Последней, кстати, я боялась еще сильнее, чем своей клиентки. Потому что молодая женщина, почти что девушка — она, вероятно, оценила бы и мой долбанутый креатив. С ножом, кровью и “отрубленными пальцами”. А вот представитель старшего поколения мог приземлить на землю и меня, и дарительницу, как скептическим отношением к моим “выкрутасам”, так и раскусив, что “король-то голый”. В конце концом, женщина пожилая, опытная, наверняка и не такие шуточки перед ней пытались провернуть.
Но нет.
Свекровь моей клиентки оказывается этакой темноволосой, величавой женщиной, со взглядом истинной дворянки. И та благосклонная улыбка, которая мне достается, кажется чуть ли не лучшей похвалой моей работе, чем все те восторги, что я слышала на это празднике.
Так странно оказываться в центре внимания. Так странно, что люди смотрят на меня и видят не классическую “запущенную корову”, а меня. Именно меня. И в их глазах не отвращение отражается, а восторг, чистый, незамутненный, искренний.

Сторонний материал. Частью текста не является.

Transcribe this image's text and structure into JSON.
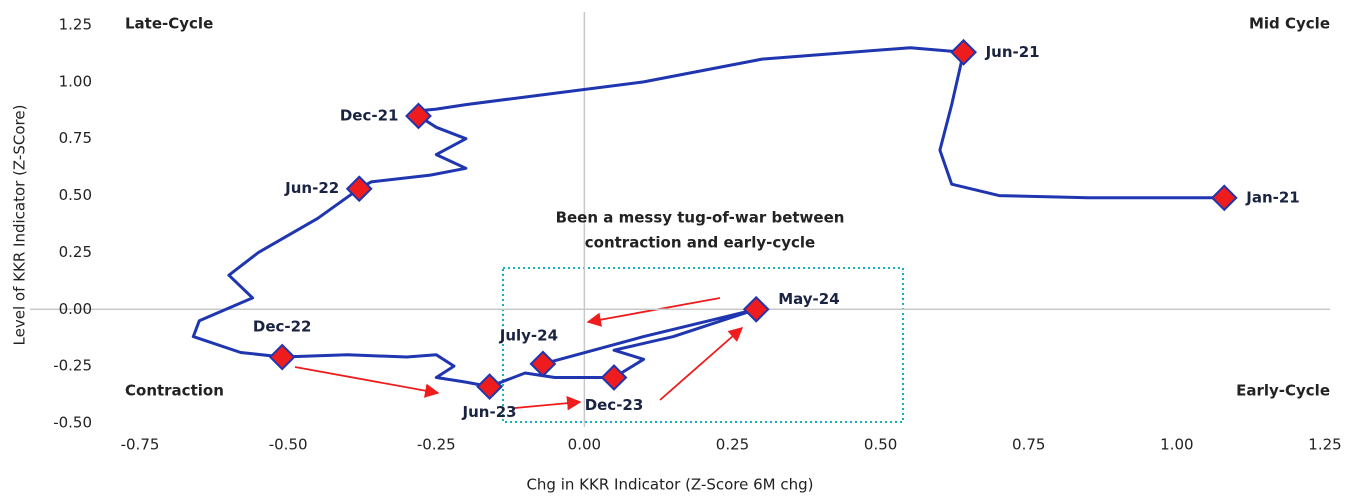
{
  "chart_data": {
    "type": "scatter",
    "xlabel": "Chg in KKR Indicator (Z-Score 6M chg)",
    "ylabel": "Level of KKR Indicator  (Z-SCore)",
    "xlim": [
      -0.75,
      1.25
    ],
    "xticks": [
      {
        "value": -0.75,
        "label": "-0.75"
      },
      {
        "value": -0.5,
        "label": "-0.50"
      },
      {
        "value": -0.25,
        "label": "-0.25"
      },
      {
        "value": 0,
        "label": "0.00"
      },
      {
        "value": 0.25,
        "label": "0.25"
      },
      {
        "value": 0.5,
        "label": "0.50"
      },
      {
        "value": 0.75,
        "label": "0.75"
      },
      {
        "value": 1,
        "label": "1.00"
      },
      {
        "value": 1.25,
        "label": "1.25"
      }
    ],
    "ylim": [
      -0.5,
      1.25
    ],
    "yticks": [
      {
        "value": -0.5,
        "label": "-0.50"
      },
      {
        "value": -0.25,
        "label": "-0.25"
      },
      {
        "value": 0,
        "label": "0.00"
      },
      {
        "value": 0.25,
        "label": "0.25"
      },
      {
        "value": 0.5,
        "label": "0.50"
      },
      {
        "value": 0.75,
        "label": "0.75"
      },
      {
        "value": 1,
        "label": "1.00"
      },
      {
        "value": 1.25,
        "label": "1.25"
      }
    ],
    "path": {
      "color": "#1f36b0",
      "x": [
        1.08,
        0.85,
        0.7,
        0.62,
        0.6,
        0.62,
        0.64,
        0.55,
        0.3,
        0.1,
        -0.05,
        -0.2,
        -0.25,
        -0.29,
        -0.28,
        -0.25,
        -0.2,
        -0.25,
        -0.2,
        -0.26,
        -0.36,
        -0.38,
        -0.45,
        -0.55,
        -0.6,
        -0.56,
        -0.65,
        -0.66,
        -0.58,
        -0.51,
        -0.4,
        -0.3,
        -0.25,
        -0.22,
        -0.25,
        -0.2,
        -0.16,
        -0.1,
        -0.05,
        0.05,
        0.1,
        0.05,
        0.15,
        0.29,
        0.1,
        -0.07
      ],
      "y": [
        0.49,
        0.49,
        0.5,
        0.55,
        0.7,
        0.9,
        1.13,
        1.15,
        1.1,
        1.0,
        0.95,
        0.9,
        0.88,
        0.87,
        0.85,
        0.8,
        0.75,
        0.68,
        0.62,
        0.59,
        0.56,
        0.53,
        0.4,
        0.25,
        0.15,
        0.05,
        -0.05,
        -0.12,
        -0.19,
        -0.21,
        -0.2,
        -0.21,
        -0.2,
        -0.25,
        -0.3,
        -0.32,
        -0.34,
        -0.28,
        -0.3,
        -0.3,
        -0.22,
        -0.18,
        -0.12,
        0.0,
        -0.12,
        -0.24
      ]
    },
    "points": {
      "color": "#ee1c1c",
      "edge": "#1f36b0",
      "labels": [
        "Jan-21",
        "Jun-21",
        "Dec-21",
        "Jun-22",
        "Dec-22",
        "Jun-23",
        "Dec-23",
        "May-24",
        "July-24"
      ],
      "x": [
        1.08,
        0.64,
        -0.28,
        -0.38,
        -0.51,
        -0.16,
        0.05,
        0.29,
        -0.07
      ],
      "y": [
        0.49,
        1.13,
        0.85,
        0.53,
        -0.21,
        -0.34,
        -0.3,
        0.0,
        -0.24
      ]
    },
    "quadrants": [
      {
        "text": "Late-Cycle",
        "color": "#f5a623"
      },
      {
        "text": "Mid Cycle",
        "color": "#1aa3c8"
      },
      {
        "text": "Contraction",
        "color": "#e8201c"
      },
      {
        "text": "Early-Cycle",
        "color": "#4caf1e"
      }
    ],
    "annotation": {
      "lines": [
        "Been a messy tug-of-war between",
        "contraction and early-cycle"
      ],
      "color": "#1aafc0"
    }
  }
}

Когда я налетаю на Бурцева — мои губы уже почти онемели от улыбок, язык гудит от непривычной словесной переработки, а уж про пятки, которые все еще истязаются каблуками, я вообще молчу.
Хотя Бурцев действует на них целебно. Они мгновенно затыкаются и преисполняются держаться во что бы то ни стало. И я, конечно же, тут же начинаю ими гордиться. Ну а что? Мои пятки! Хочу и горжусь!
— Ну как ты? — теплые ладони ложатся на мою талию. А глаза, вглядывающиеся в мое лицо, выглядят обеспокоенными. — Устала?
— Может быть… Немного… — я кокетливо кривлю душой. И сама заползаю ладонями на крепкие Бурцевские плечи. Черт побери, а я и не замечала раньше, что они выглядят такими надежными. Кажется, на них могу удержаться не то, что я, но и целая планета…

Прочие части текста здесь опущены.